A key issue here is the first serve. Despite his modest stature, Davydenko at his best boasted an insidiously tricky first ball, courtesy of a strange torque in his action. I can find no useful stats on his service speed lately, but the perception is widespread that he is going after it less. The numbers that are available back this up. In his best years, which were 2005 – 2009, his first serve percentage was a respectable 67-69%. This is has actually risen in recent years (to over 70% last year). Yet, his ace rate has more than halved. In his glory years, on average 5.5% of his first serves were aces, which is not amazing in the scheme of things – Isner comes in at 16.7% – but is okay for his type of game. In the last year that has been reduced to just 2.3%. The implication is either that Davydenko has only played guys who are harder to ace, or, more likely, that he has indeed dialled back the heat on his first serve. This helps explain why he’s winning so many fewer points behind it (about 6-7% lower than his peak years).

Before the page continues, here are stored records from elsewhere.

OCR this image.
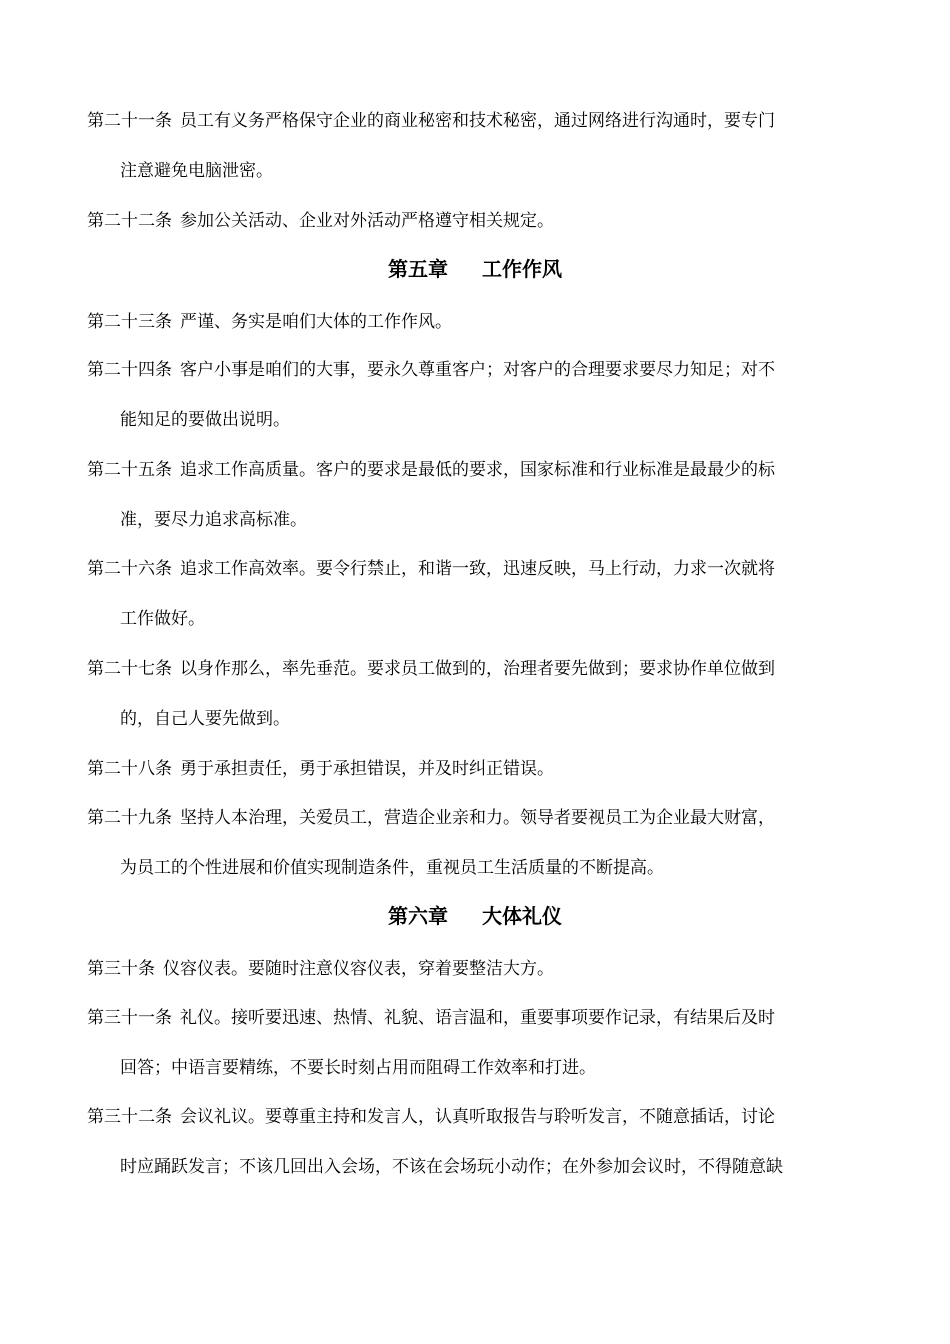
第二十一条 员工有义务严格保守企业的商业秘密和技术秘密，通过网络进行沟通时，要专门
注意避免电脑泄密。
第二十二条 参加公关活动、企业对外活动严格遵守相关规定。
第五章 工作作风
第二十三条 严谨、务实是咱们大体的工作作风。
第二十四条 客户小事是咱们的大事，要永久尊重客户；对客户的合理要求要尽力知足；对不
能知足的要做出说明。
第二十五条 追求工作高质量。客户的要求是最低的要求，国家标准和行业标准是最最少的标
准，要尽力追求高标准。
第二十六条 追求工作高效率。要令行禁止，和谐一致，迅速反映，马上行动，力求一次就将
工作做好。
第二十七条 以身作那么，率先垂范。要求员工做到的，治理者要先做到；要求协作单位做到
的，自己人要先做到。
第二十八条 勇于承担责任，勇于承担错误，并及时纠正错误。
第二十九条 坚持人本治理，关爱员工，营造企业亲和力。领导者要视员工为企业最大财富，
为员工的个性进展和价值实现制造条件，重视员工生活质量的不断提高。
第六章 大体礼仪
第三十条 仪容仪表。要随时注意仪容仪表，穿着要整洁大方。
第三十一条 礼仪。接听要迅速、热情、礼貌、语言温和，重要事项要作记录，有结果后及时
回答；中语言要精练，不要长时刻占用而阻碍工作效率和打进。
第三十二条 会议礼议。要尊重主持和发言人，认真听取报告与聆听发言，不随意插话，讨论
时应踊跃发言；不该几回出入会场，不该在会场玩小动作；在外参加会议时，不得随意缺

Without his serve to set up points, the widening cracks in Davydenko’s ground game have grown broad enough to swallow him up. I was courtside for his squalid loss to Flavio Cipolla in the first round of the Australian Open this year, and a painful experience it was, savagely hot, windy and depressing. Cipolla’s game is built around reasonable foot-speed and a sliced backhand, carefully placed atop a large mound of nothing else. He is the kind of player that Davydenko would once beat left-handed, for a lark. Time and again the Russian would attack, achieve the ball he wanted, and then miss the put-away. He wasn’t pleased about it, but he mostly just looked nonplussed, gesturing away at his brother Eduardo with an expansiveness and regularity befitting the WTA. For a game that was based around such delicate calibration, it doesn’t have to go off much before it doesn’t work at all. The last two sets weren’t even competitive.

Today in Munich Tommy Haas was immaculate in seeing off the top seed Jo-Wilfried Tsonga. Haas insists that he has no great designs on a late career miracle, and it’s easy enough to believe him. He plays on because he loves the sport, and for moments like these, in the full awareness that when it’s finally over it will be over for ever. Even as an admirer of Davydenko’s game, and his sly, wry attitude, I would never suggest that the Russian loves the sport that much, or enough to continue on once it becomes perpetually frustrating, once he glances around, and finally remarks, ‘No, it’s not worthwhile now.’

*Perhaps most shockingly, he defeated Monfils, Soderling and Verdasco on his way to the Kuala Lumpur title earlier that year. The draw also included Ferrer, Gasquet, Gonzalez and Berdych. It was only two and half years ago, but the Malaysian Open’s glory days feel as distant as Davydenko’s.